The most important changes to the Formula 1 cars of 2022


Formula 1 will be overhauled from next season. With some major rule changes, the sport hopes to create a more competitive field where multiple teams can battle for wins and podiums. The costs must also be reduced. The main focus, however, is to make it easier to follow and overtake. We’ve listed the biggest changes for you.

The regulation changes are accompanied by a partly new car. In particular, the aerodynamic regulations have been adjusted, giving the weaponry a significant facelift. Formula 1 pulled the curtain on the concept car for the first time at Silverstone last year. Originally, the new regulations were supposed to come into effect in 2021, but they were postponed one year due to the pandemic.

New Aerodynamics

One of the biggest pain points of the cars in recent years has been the loss of downforce during tracking. As soon as you drove close behind your predecessor, you got such a bucket of dirty air in your face that you lost a lot of grip. This made it extremely difficult to follow, and therefore also to overtake. When following about 20 meters away, drivers lost about 35 percent of their downforce. Around ten meters this rose to 47 percent. So almost half. You can imagine that you lose time in the corners because of this. Formula 1 wants to reduce this to four percent at 20 meters and 19 percent at ten meters.

Ground effect floor

To achieve this, a number of major aerodynamic changes have been made. Starting with the so-called ground-effect floor. By installing two long tunnels on the current flat floor, a much larger part of the downward force of the car will be generated by the underside of the car. This makes the car less sensitive to dirty air, but also immediately produces less dirty air. So win win. In addition, the upward airflow is directed further upwards, giving it longer time to lose energy before reaching a pursuer.

Front wing and nose simplified

The front wings in Formula 1 have regularly been made less complex in recent years, but this time the entire design is being overhauled. The new front wing should both generate more consistent downforce during tracking and ensure that the dirty air at the front of the car is directed past the front wheels as efficiently as possible. Also, the endplates are now one piece with the front wing itself. The front wing and nose are not standardized, but the teams now have to adhere to much more regulations than before.

rear wing

The rear wing has also been overhauled. In addition to looking a lot simpler and more stylish, it also has an important new feature. Rear wings were previously designed to direct airflow both upwards and outwards. However, this still left a pursuer in the dirty air. The new design should allow the airflow to rise in a kind of mushroom shape, so that less dirty air ends up on the track.

18-inch tires

Another big change are the 18-inch tires. These are considerably larger than the former 13-inch tires, giving the cars a different look. These slippers are designed in such a way that they are less likely to overheat, which improves chasing. Drivers should also be able to push longer during a stint. However, there is still a loss in performance, which means that strategic choices remain interesting. The lower profile should also contribute to less airflow.

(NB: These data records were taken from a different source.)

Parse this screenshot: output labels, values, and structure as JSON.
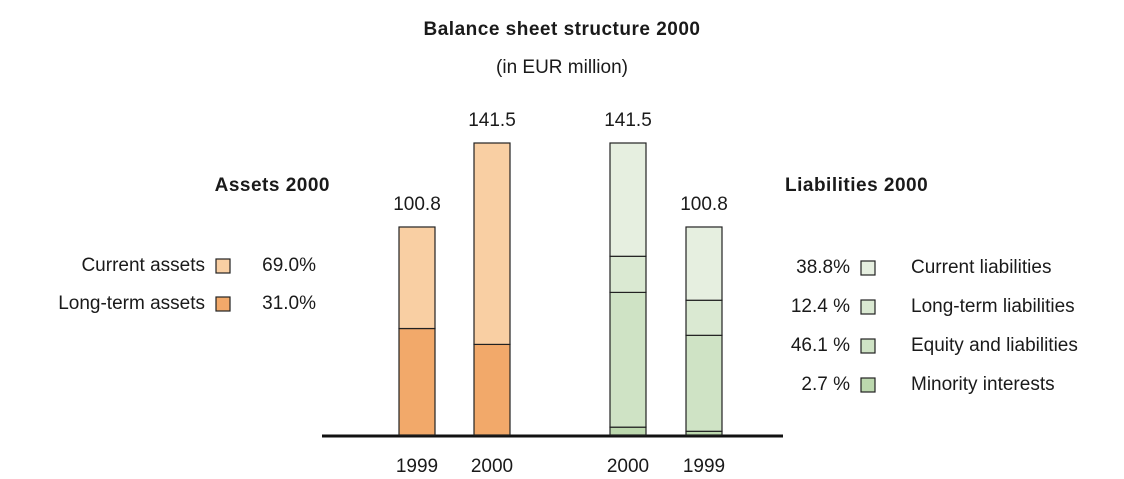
{
  "chart_data": {
    "type": "bar",
    "stacked": true,
    "title": "Balance sheet structure 2000",
    "subtitle": "(in EUR million)",
    "categories": [
      "1999",
      "2000",
      "2000",
      "1999"
    ],
    "totals": [
      100.8,
      141.5,
      141.5,
      100.8
    ],
    "legends": [
      {
        "title": "Assets 2000",
        "position": "left"
      },
      {
        "title": "Liabilities 2000",
        "position": "right"
      }
    ],
    "series": [
      {
        "name": "Long-term assets",
        "color": "#f2a96a",
        "legend": 0,
        "share": 31.0,
        "share_label": "31.0%",
        "values": [
          51.6,
          43.9,
          null,
          null
        ]
      },
      {
        "name": "Current assets",
        "color": "#f9cfa3",
        "legend": 0,
        "share": 69.0,
        "share_label": "69.0%",
        "values": [
          49.2,
          97.6,
          null,
          null
        ]
      },
      {
        "name": "Minority interests",
        "color": "#bcd8ae",
        "legend": 1,
        "share": 2.7,
        "share_label": "2.7 %",
        "values": [
          null,
          null,
          3.8,
          1.8
        ]
      },
      {
        "name": "Equity and liabilities",
        "color": "#cfe3c5",
        "legend": 1,
        "share": 46.1,
        "share_label": "46.1 %",
        "values": [
          null,
          null,
          65.3,
          46.5
        ]
      },
      {
        "name": "Long-term liabilities",
        "color": "#dae9d2",
        "legend": 1,
        "share": 12.4,
        "share_label": "12.4 %",
        "values": [
          null,
          null,
          17.5,
          17.0
        ]
      },
      {
        "name": "Current liabilities",
        "color": "#e6efe0",
        "legend": 1,
        "share": 38.8,
        "share_label": "38.8%",
        "values": [
          null,
          null,
          54.9,
          35.5
        ]
      }
    ]
  }
}
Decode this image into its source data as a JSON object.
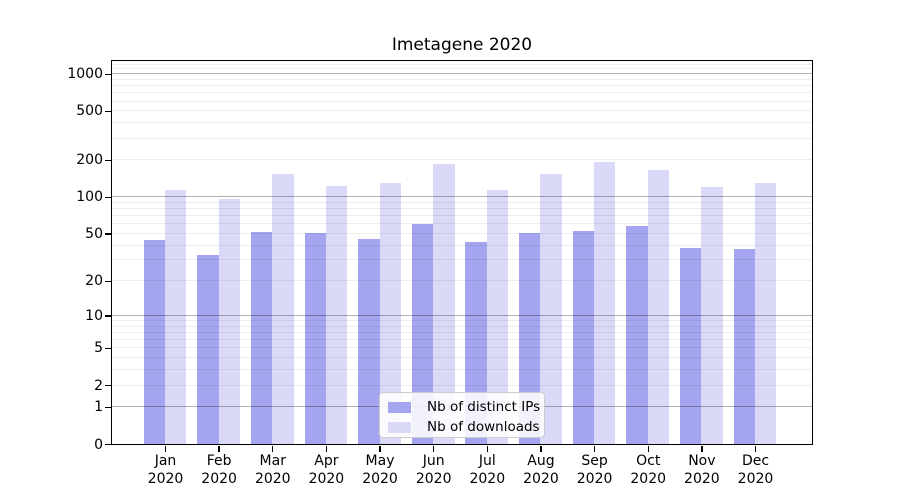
{
  "title": "Imetagene 2020",
  "chart_data": {
    "type": "bar",
    "title": "Imetagene 2020",
    "categories": [
      "Jan",
      "Feb",
      "Mar",
      "Apr",
      "May",
      "Jun",
      "Jul",
      "Aug",
      "Sep",
      "Oct",
      "Nov",
      "Dec"
    ],
    "category_year": "2020",
    "series": [
      {
        "name": "Nb of distinct IPs",
        "color": "#a5a5ef",
        "values": [
          44,
          33,
          51,
          50,
          45,
          60,
          42,
          50,
          52,
          58,
          38,
          37
        ]
      },
      {
        "name": "Nb of downloads",
        "color": "#dadaf8",
        "values": [
          113,
          95,
          152,
          123,
          129,
          185,
          113,
          153,
          192,
          165,
          120,
          129
        ]
      }
    ],
    "y_scale": "symlog (log1p)",
    "y_ticks": [
      0,
      1,
      2,
      5,
      10,
      20,
      50,
      100,
      200,
      500,
      1000
    ],
    "y_max": 1270,
    "ylim": [
      0,
      1270
    ],
    "grid": true,
    "legend_position": "lower center"
  },
  "colors": {
    "background": "#ffffff",
    "spine": "#000000",
    "major_grid": "#b0b0b0",
    "minor_grid": "#ebebeb"
  }
}
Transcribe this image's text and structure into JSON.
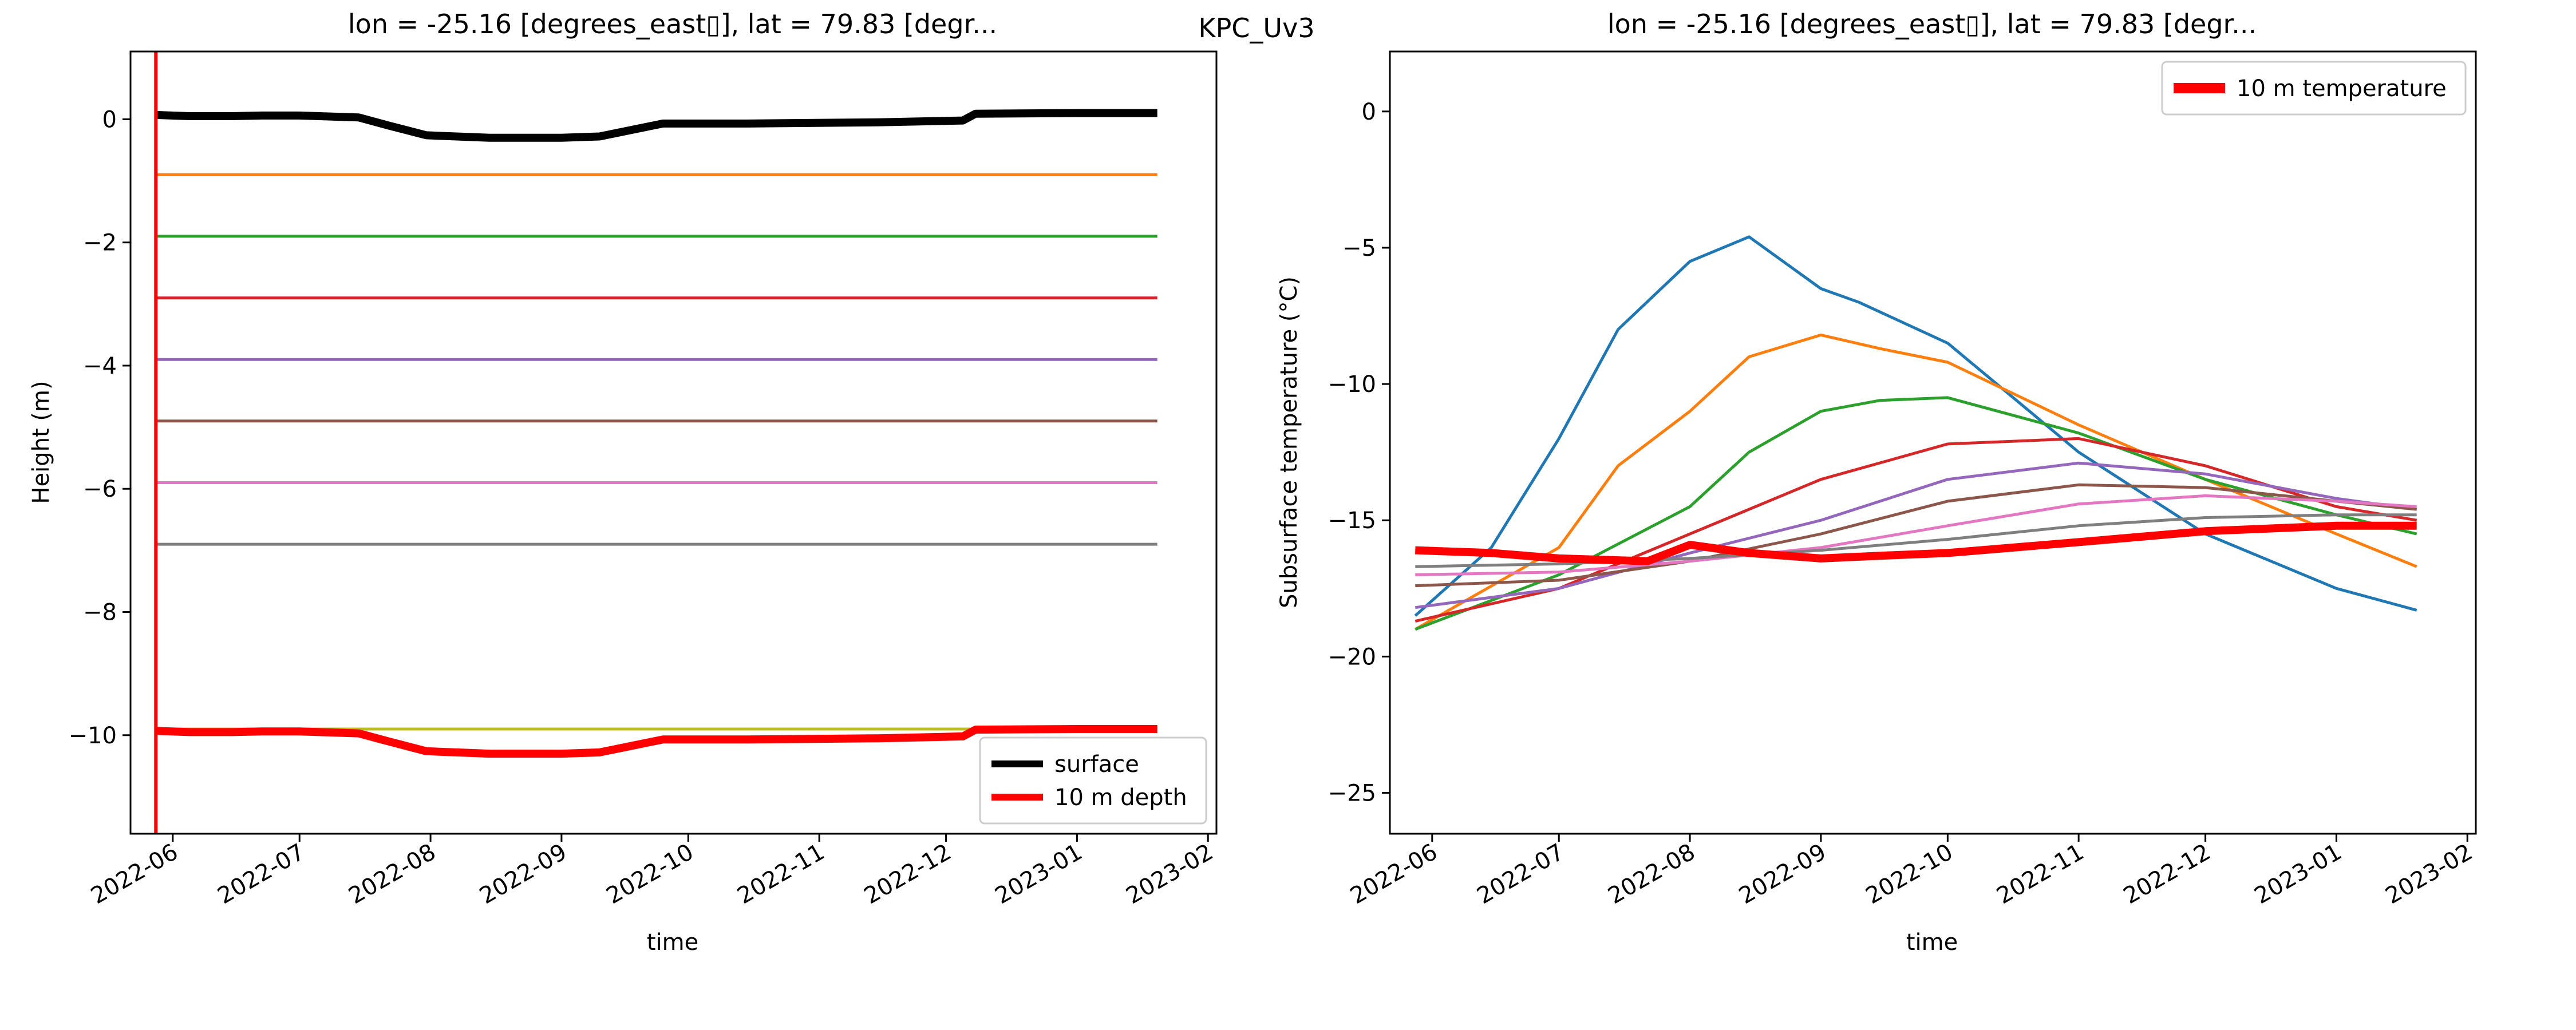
{
  "figure": {
    "suptitle": "KPC_Uv3"
  },
  "chart_data": [
    {
      "type": "line",
      "title": "lon = -25.16 [degrees_east▯], lat = 79.83 [degr...",
      "xlabel": "time",
      "ylabel": "Height (m)",
      "x_ticks": [
        "2022-06",
        "2022-07",
        "2022-08",
        "2022-09",
        "2022-10",
        "2022-11",
        "2022-12",
        "2023-01",
        "2023-02"
      ],
      "y_ticks": [
        0,
        -2,
        -4,
        -6,
        -8,
        -10
      ],
      "xlim": [
        "2022-05-22",
        "2023-02-03"
      ],
      "ylim": [
        -11.6,
        1.1
      ],
      "legend": {
        "placement": "lower-right",
        "entries": [
          "surface",
          "10 m depth"
        ]
      },
      "vline": {
        "x": "2022-05-28",
        "color": "#ff0000"
      },
      "series": [
        {
          "name": "surface",
          "color": "#000000",
          "role": "thick",
          "x": [
            "2022-05-28",
            "2022-06-05",
            "2022-06-15",
            "2022-06-22",
            "2022-07-01",
            "2022-07-15",
            "2022-07-22",
            "2022-07-31",
            "2022-08-15",
            "2022-09-01",
            "2022-09-10",
            "2022-09-25",
            "2022-10-15",
            "2022-11-15",
            "2022-12-05",
            "2022-12-08",
            "2023-01-01",
            "2023-01-20"
          ],
          "y": [
            0.07,
            0.05,
            0.05,
            0.06,
            0.06,
            0.03,
            -0.1,
            -0.26,
            -0.3,
            -0.3,
            -0.28,
            -0.07,
            -0.07,
            -0.05,
            -0.02,
            0.09,
            0.1,
            0.1
          ]
        },
        {
          "color": "#ff7f0e",
          "x": [
            "2022-05-28",
            "2023-01-20"
          ],
          "y": [
            -0.9,
            -0.9
          ]
        },
        {
          "color": "#2ca02c",
          "x": [
            "2022-05-28",
            "2023-01-20"
          ],
          "y": [
            -1.9,
            -1.9
          ]
        },
        {
          "color": "#d62728",
          "x": [
            "2022-05-28",
            "2023-01-20"
          ],
          "y": [
            -2.9,
            -2.9
          ]
        },
        {
          "color": "#9467bd",
          "x": [
            "2022-05-28",
            "2023-01-20"
          ],
          "y": [
            -3.9,
            -3.9
          ]
        },
        {
          "color": "#8c564b",
          "x": [
            "2022-05-28",
            "2023-01-20"
          ],
          "y": [
            -4.9,
            -4.9
          ]
        },
        {
          "color": "#e377c2",
          "x": [
            "2022-05-28",
            "2023-01-20"
          ],
          "y": [
            -5.9,
            -5.9
          ]
        },
        {
          "color": "#7f7f7f",
          "x": [
            "2022-05-28",
            "2023-01-20"
          ],
          "y": [
            -6.9,
            -6.9
          ]
        },
        {
          "color": "#bcbd22",
          "x": [
            "2022-05-28",
            "2023-01-20"
          ],
          "y": [
            -9.9,
            -9.9
          ]
        },
        {
          "name": "10 m depth",
          "color": "#ff0000",
          "role": "thick",
          "x": [
            "2022-05-28",
            "2022-06-05",
            "2022-06-15",
            "2022-06-22",
            "2022-07-01",
            "2022-07-15",
            "2022-07-22",
            "2022-07-31",
            "2022-08-15",
            "2022-09-01",
            "2022-09-10",
            "2022-09-25",
            "2022-10-15",
            "2022-11-15",
            "2022-12-05",
            "2022-12-08",
            "2023-01-01",
            "2023-01-20"
          ],
          "y": [
            -9.93,
            -9.95,
            -9.95,
            -9.94,
            -9.94,
            -9.97,
            -10.1,
            -10.26,
            -10.3,
            -10.3,
            -10.28,
            -10.07,
            -10.07,
            -10.05,
            -10.02,
            -9.91,
            -9.9,
            -9.9
          ]
        }
      ]
    },
    {
      "type": "line",
      "title": "lon = -25.16 [degrees_east▯], lat = 79.83 [degr...",
      "xlabel": "time",
      "ylabel": "Subsurface temperature (°C)",
      "x_ticks": [
        "2022-06",
        "2022-07",
        "2022-08",
        "2022-09",
        "2022-10",
        "2022-11",
        "2022-12",
        "2023-01",
        "2023-02"
      ],
      "y_ticks": [
        0,
        -5,
        -10,
        -15,
        -20,
        -25
      ],
      "xlim": [
        "2022-05-22",
        "2023-02-03"
      ],
      "ylim": [
        -26.5,
        2.2
      ],
      "legend": {
        "placement": "top-right",
        "entries": [
          "10 m temperature"
        ]
      },
      "series": [
        {
          "color": "#1f77b4",
          "x": [
            "2022-05-28",
            "2022-06-15",
            "2022-07-01",
            "2022-07-15",
            "2022-08-01",
            "2022-08-15",
            "2022-09-01",
            "2022-09-10",
            "2022-10-01",
            "2022-11-01",
            "2022-12-01",
            "2023-01-01",
            "2023-01-20"
          ],
          "y": [
            -18.5,
            -16,
            -12,
            -8,
            -5.5,
            -4.6,
            -6.5,
            -7,
            -8.5,
            -12.5,
            -15.5,
            -17.5,
            -18.3
          ]
        },
        {
          "color": "#ff7f0e",
          "x": [
            "2022-05-28",
            "2022-07-01",
            "2022-07-15",
            "2022-08-01",
            "2022-08-15",
            "2022-09-01",
            "2022-09-15",
            "2022-10-01",
            "2022-11-01",
            "2022-12-01",
            "2023-01-01",
            "2023-01-20"
          ],
          "y": [
            -19,
            -16,
            -13,
            -11,
            -9,
            -8.2,
            -8.7,
            -9.2,
            -11.5,
            -13.5,
            -15.5,
            -16.7
          ]
        },
        {
          "color": "#2ca02c",
          "x": [
            "2022-05-28",
            "2022-07-01",
            "2022-08-01",
            "2022-08-15",
            "2022-09-01",
            "2022-09-15",
            "2022-10-01",
            "2022-11-01",
            "2022-12-01",
            "2023-01-01",
            "2023-01-20"
          ],
          "y": [
            -19,
            -17,
            -14.5,
            -12.5,
            -11,
            -10.6,
            -10.5,
            -11.8,
            -13.5,
            -14.8,
            -15.5
          ]
        },
        {
          "color": "#d62728",
          "x": [
            "2022-05-28",
            "2022-07-01",
            "2022-08-01",
            "2022-09-01",
            "2022-10-01",
            "2022-11-01",
            "2022-12-01",
            "2023-01-01",
            "2023-01-20"
          ],
          "y": [
            -18.7,
            -17.5,
            -15.5,
            -13.5,
            -12.2,
            -12,
            -13,
            -14.5,
            -15
          ]
        },
        {
          "color": "#9467bd",
          "x": [
            "2022-05-28",
            "2022-07-01",
            "2022-08-01",
            "2022-09-01",
            "2022-10-01",
            "2022-11-01",
            "2022-12-01",
            "2023-01-01",
            "2023-01-20"
          ],
          "y": [
            -18.2,
            -17.5,
            -16.2,
            -15,
            -13.5,
            -12.9,
            -13.3,
            -14.2,
            -14.6
          ]
        },
        {
          "color": "#8c564b",
          "x": [
            "2022-05-28",
            "2022-07-01",
            "2022-08-01",
            "2022-09-01",
            "2022-10-01",
            "2022-11-01",
            "2022-12-01",
            "2023-01-01",
            "2023-01-20"
          ],
          "y": [
            -17.4,
            -17.2,
            -16.5,
            -15.5,
            -14.3,
            -13.7,
            -13.8,
            -14.3,
            -14.6
          ]
        },
        {
          "color": "#e377c2",
          "x": [
            "2022-05-28",
            "2022-07-01",
            "2022-08-01",
            "2022-09-01",
            "2022-10-01",
            "2022-11-01",
            "2022-12-01",
            "2023-01-01",
            "2023-01-20"
          ],
          "y": [
            -17,
            -16.9,
            -16.5,
            -16,
            -15.2,
            -14.4,
            -14.1,
            -14.3,
            -14.5
          ]
        },
        {
          "color": "#7f7f7f",
          "x": [
            "2022-05-28",
            "2022-07-01",
            "2022-08-01",
            "2022-09-01",
            "2022-10-01",
            "2022-11-01",
            "2022-12-01",
            "2023-01-01",
            "2023-01-20"
          ],
          "y": [
            -16.7,
            -16.6,
            -16.4,
            -16.1,
            -15.7,
            -15.2,
            -14.9,
            -14.8,
            -14.8
          ]
        },
        {
          "name": "10 m temperature",
          "color": "#ff0000",
          "role": "thick",
          "x": [
            "2022-05-28",
            "2022-06-15",
            "2022-07-01",
            "2022-07-22",
            "2022-08-01",
            "2022-08-15",
            "2022-09-01",
            "2022-09-15",
            "2022-10-01",
            "2022-11-01",
            "2022-12-01",
            "2023-01-01",
            "2023-01-20"
          ],
          "y": [
            -16.1,
            -16.2,
            -16.4,
            -16.5,
            -15.9,
            -16.2,
            -16.4,
            -16.3,
            -16.2,
            -15.8,
            -15.4,
            -15.2,
            -15.2
          ]
        }
      ]
    }
  ]
}
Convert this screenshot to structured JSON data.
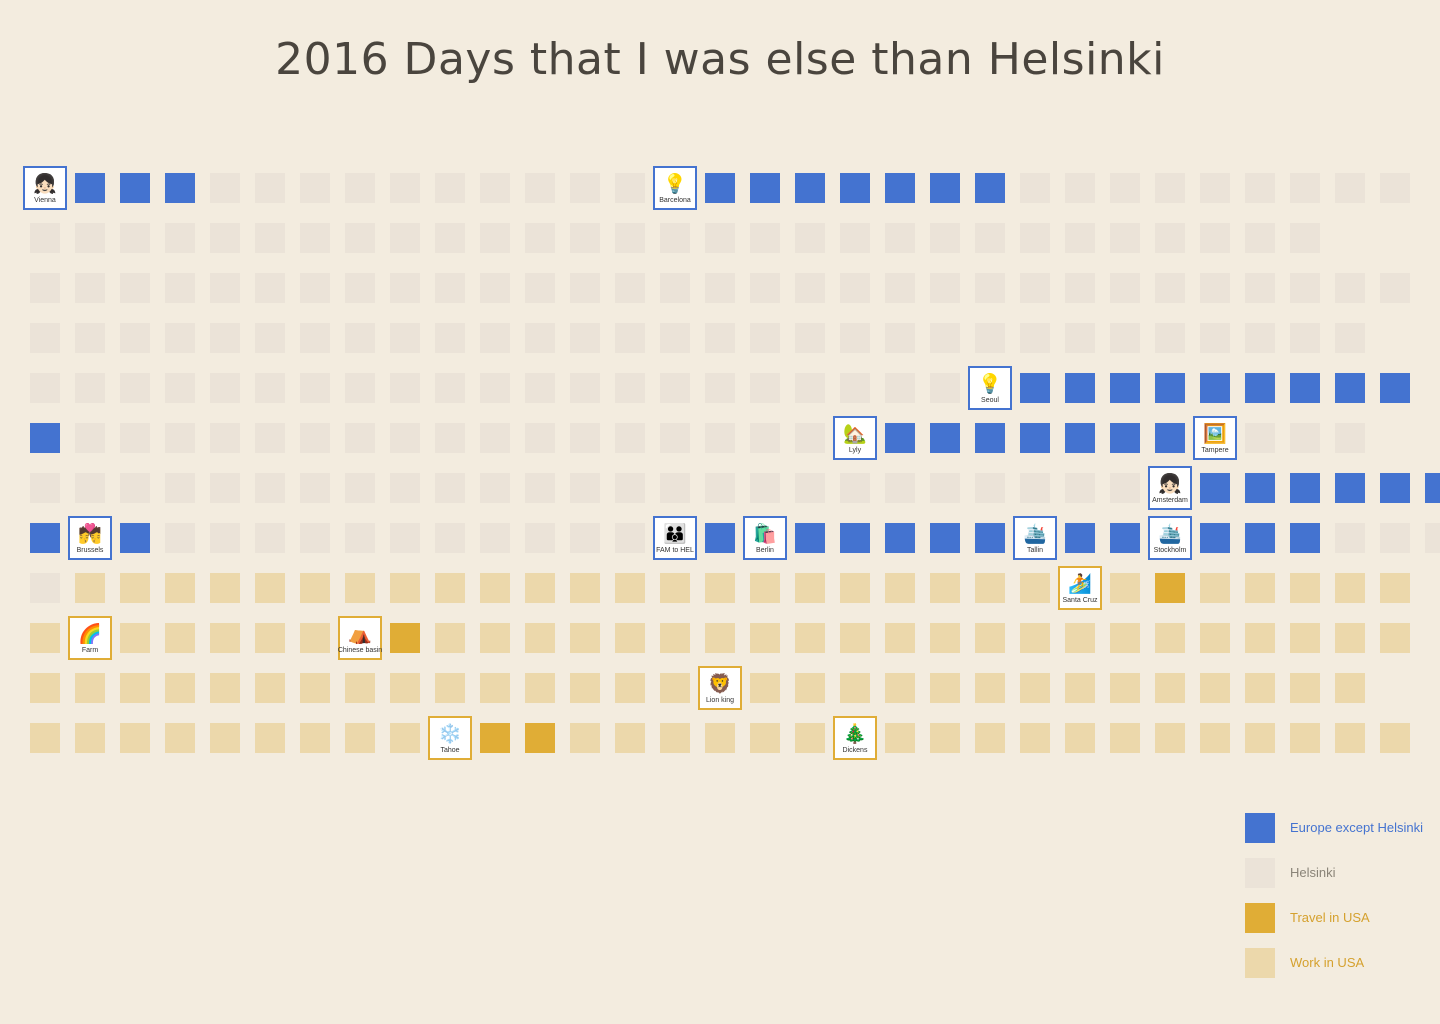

Wheel covers and tire wings

Two completely new additions to the 2022 car are the so-called over-wheel winglets (the wings that hang over the front tires) and hubcaps. You read that right, Formula 1 cars get hubcaps. These wings are to direct the airflow from the front wheels past the rear wheels. The hubcaps are quite literally there to function as a cap, so that engineers cannot send more dirty air through the tires through a clever trick. Bargeboards and hydraulic suspension are prohibited.

More bio fuel

The engines remain the same. The current 1.6 turbo hybrid engines will also be used next season. However, more sustainable fuel will be used. Where currently 5.75 percent of the fuel must consist of bio-components, this will be increased to 10 percent by means of the switch to E10 fuel.


Of course, safety has also been taken into account. The chassis now has to absorb 48 percent more energy during the front crash test, while the rear has to withstand 15 percent more. Lessons have also been learned from the crash of Romain Grosjean in 2020, which released the fuel and caught fire. In such a crash, the engine should now safely detach from the chassis without risk of explosion. Furthermore, the nose of the car has been extended to dissipate more energy during a crash. This is following the fatal accident of Anthoine Hubert at Spa in 2019. Finally, the minimum weight of the car will increase to 790 kilos. This was 752 kilos.